Sidelining Agents
In their zeal to control health care costs, federal and state policymakers may be pushing health insurance agents and brokers to the sidelines and potentially out of business. If this happens, they will be shortchanging the consumers who rely on agents and brokers for access, information and guidance on health insurance matters, now more than ever.
Agents and brokers may be sidelined as their health insurer partners look for ways to comply with the new medical loss ratio (MLR) requirement. The MLR rule is part of the Patient Protection and Affordable Care Act and requires health services providers and insurers to spend at least 80 to 85 percent of premiums on direct patient care claims beginning this year. The intention is to limit insurers’ spending on profits and administration, including executive salaries, overhead and marketing. Calif. Insurance Commissioner Dave Jones recently proposed a state regulation to enforce the MLR rule (See page 10 of this issue).
Following advice from the National Association of Insurance Commissioners (NAIC), the Department of Health and Human Services (HHS) decided what should be considered direct care claims costs that fall within the 80 percent to 85 percent ratio, and what should be non-claims costs that fall outside the medical ratio.

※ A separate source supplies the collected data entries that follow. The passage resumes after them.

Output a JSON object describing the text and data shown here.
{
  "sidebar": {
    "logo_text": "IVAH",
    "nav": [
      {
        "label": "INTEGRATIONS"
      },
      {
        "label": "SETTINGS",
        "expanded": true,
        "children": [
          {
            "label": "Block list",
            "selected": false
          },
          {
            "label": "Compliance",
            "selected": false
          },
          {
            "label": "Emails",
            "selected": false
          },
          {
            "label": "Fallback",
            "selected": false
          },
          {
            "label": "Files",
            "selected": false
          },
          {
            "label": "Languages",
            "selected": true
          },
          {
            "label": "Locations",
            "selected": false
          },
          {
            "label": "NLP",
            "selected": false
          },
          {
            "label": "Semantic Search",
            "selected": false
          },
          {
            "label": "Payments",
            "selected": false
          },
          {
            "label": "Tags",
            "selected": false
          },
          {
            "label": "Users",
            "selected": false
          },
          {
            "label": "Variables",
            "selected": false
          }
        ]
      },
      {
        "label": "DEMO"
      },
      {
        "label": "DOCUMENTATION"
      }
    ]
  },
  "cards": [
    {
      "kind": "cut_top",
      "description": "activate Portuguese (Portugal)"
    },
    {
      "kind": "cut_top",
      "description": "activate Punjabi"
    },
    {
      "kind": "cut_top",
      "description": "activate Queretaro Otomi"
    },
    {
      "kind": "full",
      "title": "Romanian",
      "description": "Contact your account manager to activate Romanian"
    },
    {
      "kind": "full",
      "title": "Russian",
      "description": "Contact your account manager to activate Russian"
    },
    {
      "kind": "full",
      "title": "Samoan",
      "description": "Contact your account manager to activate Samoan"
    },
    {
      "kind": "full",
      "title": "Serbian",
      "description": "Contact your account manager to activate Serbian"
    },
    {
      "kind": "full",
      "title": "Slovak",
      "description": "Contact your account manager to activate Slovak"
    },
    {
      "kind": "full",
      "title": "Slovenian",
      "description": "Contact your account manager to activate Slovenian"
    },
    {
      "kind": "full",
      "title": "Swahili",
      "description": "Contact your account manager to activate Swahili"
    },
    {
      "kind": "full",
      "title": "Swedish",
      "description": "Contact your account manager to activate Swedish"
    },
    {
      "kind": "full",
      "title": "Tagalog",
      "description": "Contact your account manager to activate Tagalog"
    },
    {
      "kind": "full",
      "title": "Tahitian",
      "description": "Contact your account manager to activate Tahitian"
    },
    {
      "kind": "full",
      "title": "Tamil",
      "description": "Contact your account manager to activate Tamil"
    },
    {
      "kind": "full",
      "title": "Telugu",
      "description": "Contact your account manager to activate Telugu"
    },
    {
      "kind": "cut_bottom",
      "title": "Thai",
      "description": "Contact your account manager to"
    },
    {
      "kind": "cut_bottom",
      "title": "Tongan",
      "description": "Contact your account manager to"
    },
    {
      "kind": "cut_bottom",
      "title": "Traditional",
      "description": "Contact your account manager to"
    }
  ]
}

Insurance agents provide important services for consumers not only at the time of the sale but after the sale as well. They believe that their compensation should not be affected by any MLR formula. But the proposed final MLR does not protect agent and broker fees and commissions; these payments are instead classified as non-claims costs.
The NAIC said it recognizes that some insurers may be particularly reliant on producers to sell their products and perform other duties. It also acknowledged that the MLR standard may put pressure on providers that have longer-term compensation deals with agents and brokers. But the MLR regulation only says that the impact on agents and brokers will be a factor in considering a state’s request for an adjustment for a particular individual market.
Agents understandably fear that health insurers looking to stay within the MLR ratio will begin reducing, even eliminating, payments to agents and brokers. It wouldn’t be the first time insurance companies undervalued the role of the advisers who drive their customer relationships.
Although the NAIC has created a task force to monitor the effects on agents and brokers, it’s unclear what good this task force can do at this late stage. Now some brokers are ready to ask Congress to intervene to protect their compensation. Running to Congress may not sit well with some political types, but for agents being forced onto the sidelines, it may be the only play that gets them back in the game.